Ein Stück weit Rückkehr zur Normalität: Der Importeursverband VDIK hält 2022 ein Volumen von drei Millionen Pkw-Neuzulassungen für möglich.
(Bild: Achter/»kfz-betrieb»)

Das Pkw-Neuwagengeschäft könnte sich nach Einschätzung des Verbands der Internationalen Kraftfahrzeughersteller (VDIK) im kommenden Jahr spürbar erholen. Es sei möglich, dass das Volumen der Neuzulassungen 2022 wieder die Schwelle von drei Millionen Fahrzeugen erreiche, sagte VDIK-Präsident Reinhard Zirpel am Donnerstag in einer Online-Videokonferenz. Allerdings sei diese Prognose „mit ungewöhnlich großen Unsicherheiten behaftet“, betonte der Verbandschef.
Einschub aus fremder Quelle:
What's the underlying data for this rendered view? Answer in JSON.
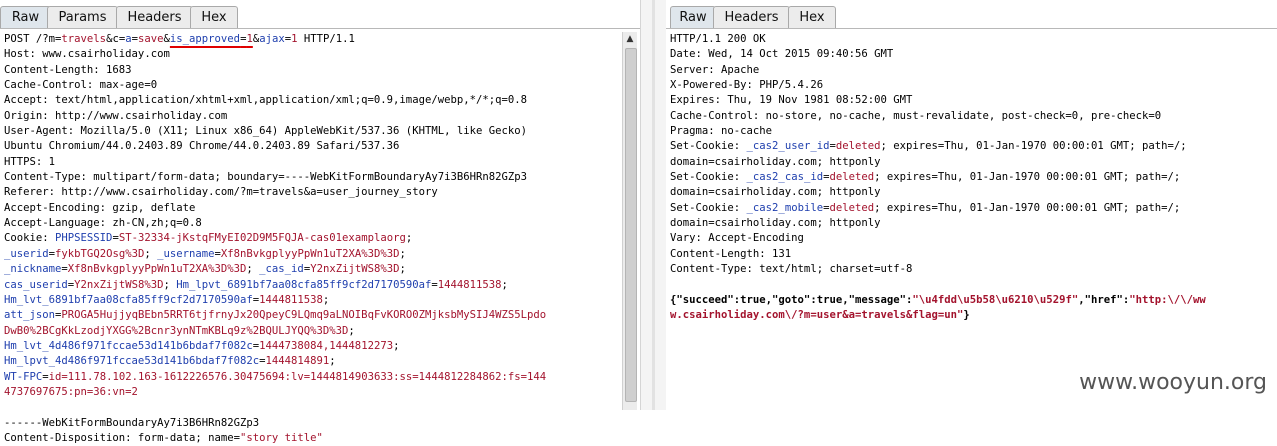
{
  "left_pane": {
    "tabs": [
      "Raw",
      "Params",
      "Headers",
      "Hex"
    ],
    "active_tab": "Raw",
    "lines": [
      [
        {
          "t": "POST /?m="
        },
        {
          "t": "travels",
          "c": "v"
        },
        {
          "t": "&c="
        },
        {
          "t": "a",
          "c": "k"
        },
        {
          "t": "="
        },
        {
          "t": "save",
          "c": "v"
        },
        {
          "t": "&"
        },
        {
          "t": "is_approved",
          "c": "k u"
        },
        {
          "t": "=",
          "c": "u"
        },
        {
          "t": "1",
          "c": "v u"
        },
        {
          "t": "&"
        },
        {
          "t": "ajax",
          "c": "k"
        },
        {
          "t": "="
        },
        {
          "t": "1",
          "c": "v"
        },
        {
          "t": " HTTP/1.1"
        }
      ],
      [
        {
          "t": "Host: www.csairholiday.com"
        }
      ],
      [
        {
          "t": "Content-Length: 1683"
        }
      ],
      [
        {
          "t": "Cache-Control: max-age=0"
        }
      ],
      [
        {
          "t": "Accept: text/html,application/xhtml+xml,application/xml;q=0.9,image/webp,*/*;q=0.8"
        }
      ],
      [
        {
          "t": "Origin: http://www.csairholiday.com"
        }
      ],
      [
        {
          "t": "User-Agent: Mozilla/5.0 (X11; Linux x86_64) AppleWebKit/537.36 (KHTML, like Gecko)"
        }
      ],
      [
        {
          "t": "Ubuntu Chromium/44.0.2403.89 Chrome/44.0.2403.89 Safari/537.36"
        }
      ],
      [
        {
          "t": "HTTPS: 1"
        }
      ],
      [
        {
          "t": "Content-Type: multipart/form-data; boundary=----WebKitFormBoundaryAy7i3B6HRn82GZp3"
        }
      ],
      [
        {
          "t": "Referer: http://www.csairholiday.com/?m=travels&a=user_journey_story"
        }
      ],
      [
        {
          "t": "Accept-Encoding: gzip, deflate"
        }
      ],
      [
        {
          "t": "Accept-Language: zh-CN,zh;q=0.8"
        }
      ],
      [
        {
          "t": "Cookie: "
        },
        {
          "t": "PHPSESSID",
          "c": "k"
        },
        {
          "t": "="
        },
        {
          "t": "ST-32334-jKstqFMyEI02D9M5FQJA-cas01examplaorg",
          "c": "v"
        },
        {
          "t": ";"
        }
      ],
      [
        {
          "t": "_userid",
          "c": "k"
        },
        {
          "t": "="
        },
        {
          "t": "fykbTGQ2Osg%3D",
          "c": "v"
        },
        {
          "t": "; "
        },
        {
          "t": "_username",
          "c": "k"
        },
        {
          "t": "="
        },
        {
          "t": "Xf8nBvkgplyyPpWn1uT2XA%3D%3D",
          "c": "v"
        },
        {
          "t": ";"
        }
      ],
      [
        {
          "t": "_nickname",
          "c": "k"
        },
        {
          "t": "="
        },
        {
          "t": "Xf8nBvkgplyyPpWn1uT2XA%3D%3D",
          "c": "v"
        },
        {
          "t": "; "
        },
        {
          "t": "_cas_id",
          "c": "k"
        },
        {
          "t": "="
        },
        {
          "t": "Y2nxZijtWS8%3D",
          "c": "v"
        },
        {
          "t": ";"
        }
      ],
      [
        {
          "t": "cas_userid",
          "c": "k"
        },
        {
          "t": "="
        },
        {
          "t": "Y2nxZijtWS8%3D",
          "c": "v"
        },
        {
          "t": "; "
        },
        {
          "t": "Hm_lpvt_6891bf7aa08cfa85ff9cf2d7170590af",
          "c": "k"
        },
        {
          "t": "="
        },
        {
          "t": "1444811538",
          "c": "v"
        },
        {
          "t": ";"
        }
      ],
      [
        {
          "t": "Hm_lvt_6891bf7aa08cfa85ff9cf2d7170590af",
          "c": "k"
        },
        {
          "t": "="
        },
        {
          "t": "1444811538",
          "c": "v"
        },
        {
          "t": ";"
        }
      ],
      [
        {
          "t": "att_json",
          "c": "k"
        },
        {
          "t": "="
        },
        {
          "t": "PROGA5HujjyqBEbn5RRT6tjfrnyJx20QpeyC9LQmq9aLNOIBqFvKORO0ZMjksbMySIJ4WZS5Lpdo",
          "c": "v"
        }
      ],
      [
        {
          "t": "DwB0%2BCgKkLzodjYXGG%2Bcnr3ynNTmKBLq9z%2BQULJYQQ%3D%3D",
          "c": "v"
        },
        {
          "t": ";"
        }
      ],
      [
        {
          "t": "Hm_lvt_4d486f971fccae53d141b6bdaf7f082c",
          "c": "k"
        },
        {
          "t": "="
        },
        {
          "t": "1444738084,1444812273",
          "c": "v"
        },
        {
          "t": ";"
        }
      ],
      [
        {
          "t": "Hm_lpvt_4d486f971fccae53d141b6bdaf7f082c",
          "c": "k"
        },
        {
          "t": "="
        },
        {
          "t": "1444814891",
          "c": "v"
        },
        {
          "t": ";"
        }
      ],
      [
        {
          "t": "WT-FPC",
          "c": "k"
        },
        {
          "t": "="
        },
        {
          "t": "id=111.78.102.163-1612226576.30475694:lv=1444814903633:ss=1444812284862:fs=144",
          "c": "v"
        }
      ],
      [
        {
          "t": "4737697675:pn=36:vn=2",
          "c": "v"
        }
      ],
      [
        {
          "t": ""
        }
      ],
      [
        {
          "t": "------WebKitFormBoundaryAy7i3B6HRn82GZp3"
        }
      ],
      [
        {
          "t": "Content-Disposition: form-data; name="
        },
        {
          "t": "\"story title\"",
          "c": "v"
        }
      ]
    ]
  },
  "right_pane": {
    "tabs": [
      "Raw",
      "Headers",
      "Hex"
    ],
    "active_tab": "Raw",
    "lines": [
      [
        {
          "t": "HTTP/1.1 200 OK"
        }
      ],
      [
        {
          "t": "Date: Wed, 14 Oct 2015 09:40:56 GMT"
        }
      ],
      [
        {
          "t": "Server: Apache"
        }
      ],
      [
        {
          "t": "X-Powered-By: PHP/5.4.26"
        }
      ],
      [
        {
          "t": "Expires: Thu, 19 Nov 1981 08:52:00 GMT"
        }
      ],
      [
        {
          "t": "Cache-Control: no-store, no-cache, must-revalidate, post-check=0, pre-check=0"
        }
      ],
      [
        {
          "t": "Pragma: no-cache"
        }
      ],
      [
        {
          "t": "Set-Cookie: "
        },
        {
          "t": "_cas2_user_id",
          "c": "k"
        },
        {
          "t": "="
        },
        {
          "t": "deleted",
          "c": "v"
        },
        {
          "t": "; expires=Thu, 01-Jan-1970 00:00:01 GMT; path=/;"
        }
      ],
      [
        {
          "t": "domain=csairholiday.com; httponly"
        }
      ],
      [
        {
          "t": "Set-Cookie: "
        },
        {
          "t": "_cas2_cas_id",
          "c": "k"
        },
        {
          "t": "="
        },
        {
          "t": "deleted",
          "c": "v"
        },
        {
          "t": "; expires=Thu, 01-Jan-1970 00:00:01 GMT; path=/;"
        }
      ],
      [
        {
          "t": "domain=csairholiday.com; httponly"
        }
      ],
      [
        {
          "t": "Set-Cookie: "
        },
        {
          "t": "_cas2_mobile",
          "c": "k"
        },
        {
          "t": "="
        },
        {
          "t": "deleted",
          "c": "v"
        },
        {
          "t": "; expires=Thu, 01-Jan-1970 00:00:01 GMT; path=/;"
        }
      ],
      [
        {
          "t": "domain=csairholiday.com; httponly"
        }
      ],
      [
        {
          "t": "Vary: Accept-Encoding"
        }
      ],
      [
        {
          "t": "Content-Length: 131"
        }
      ],
      [
        {
          "t": "Content-Type: text/html; charset=utf-8"
        }
      ],
      [
        {
          "t": ""
        }
      ],
      [
        {
          "t": "{\"succeed\":true,\"goto\":true,\"message\":",
          "c": "b"
        },
        {
          "t": "\"\\u4fdd\\u5b58\\u6210\\u529f\"",
          "c": "b v"
        },
        {
          "t": ",\"href\":",
          "c": "b"
        },
        {
          "t": "\"http:\\/\\/ww",
          "c": "b v"
        }
      ],
      [
        {
          "t": "w.csairholiday.com\\/?m=user&a=travels&flag=un\"",
          "c": "b v"
        },
        {
          "t": "}",
          "c": "b"
        }
      ]
    ]
  },
  "watermark": "www.wooyun.org"
}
Hintergrund der Einschränkung ist der aktuelle Halbleitermangel, der die Fahrzeugproduktion der meisten Hersteller weltweit bremst. „Wir können derzeit nicht sicher vorhersagen, wann sich die Versorgung mit Zulieferteilen wieder normalisiert“, sagte Zirpel. „Die Annahme für unsere Prognose ist aber, dass das im Laufe des kommenden Jahres der Fall sein wird.“

Trete diese Entwicklung ein und werde die Marke von drei Millionen Neuzulassungen erreicht, entspreche dies einem Plus von 15 Prozent gegenüber 2021, sagte Zirpel. Dies sei „vor dem Hintergrund der sehr hohen Auftragsbestände keine utopische Zahl“. Der Handel nehme derzeit viele Bestellungen von Kunden entgegen, könne ihnen aber aufgrund der Probleme in den Lieferketten der Zulieferindustrie und der Hersteller keine genauen Liefertermine für ihre Autos nennen – und müsse die Käufer in vielen Fällen auch immer wieder vertrösten.

Vier Prozent mehr neue Lkw

Die Aussichten für das Nutzfahrzeuggeschäft 2022 seien aus den gleichen Gründen ungewiss, so Zirpel. Entspanne sich hier die Liefersituation, könnten im kommenden Jahr in Deutschland 360.000 Lkw neu zugelassen werden. Dies wären vier Prozent mehr, als voraussichtlich in diesem Jahr auf die Straßen kommen.

Für das Gesamtjahr 2021 rechnet der VDIK mit rund 2,6 Millionen Pkw-Neuzulassungen. Die entspricht einem Minus von 11 Prozent gegenüber dem Corona-Krisenjahr 2020.

2019 noch 3,6 Millionen Pkw-Neuzulassungen

Damit brach der Pkw-Absatz in den vergangenen Jahren massiv ein: 2019 verzeichnete das KBA noch 3,6 Millionen Neuzulassungen, 2020 waren es 2,9 Millionen.

Ursprünglich hatte der VDIK für 2021 mit 3,1 Millionen Neuzulassungen gerechnet. Aufgrund der schwer vorhersehbaren Krise in der Zulieferkette war diese Prognose jedoch nicht eingetreten.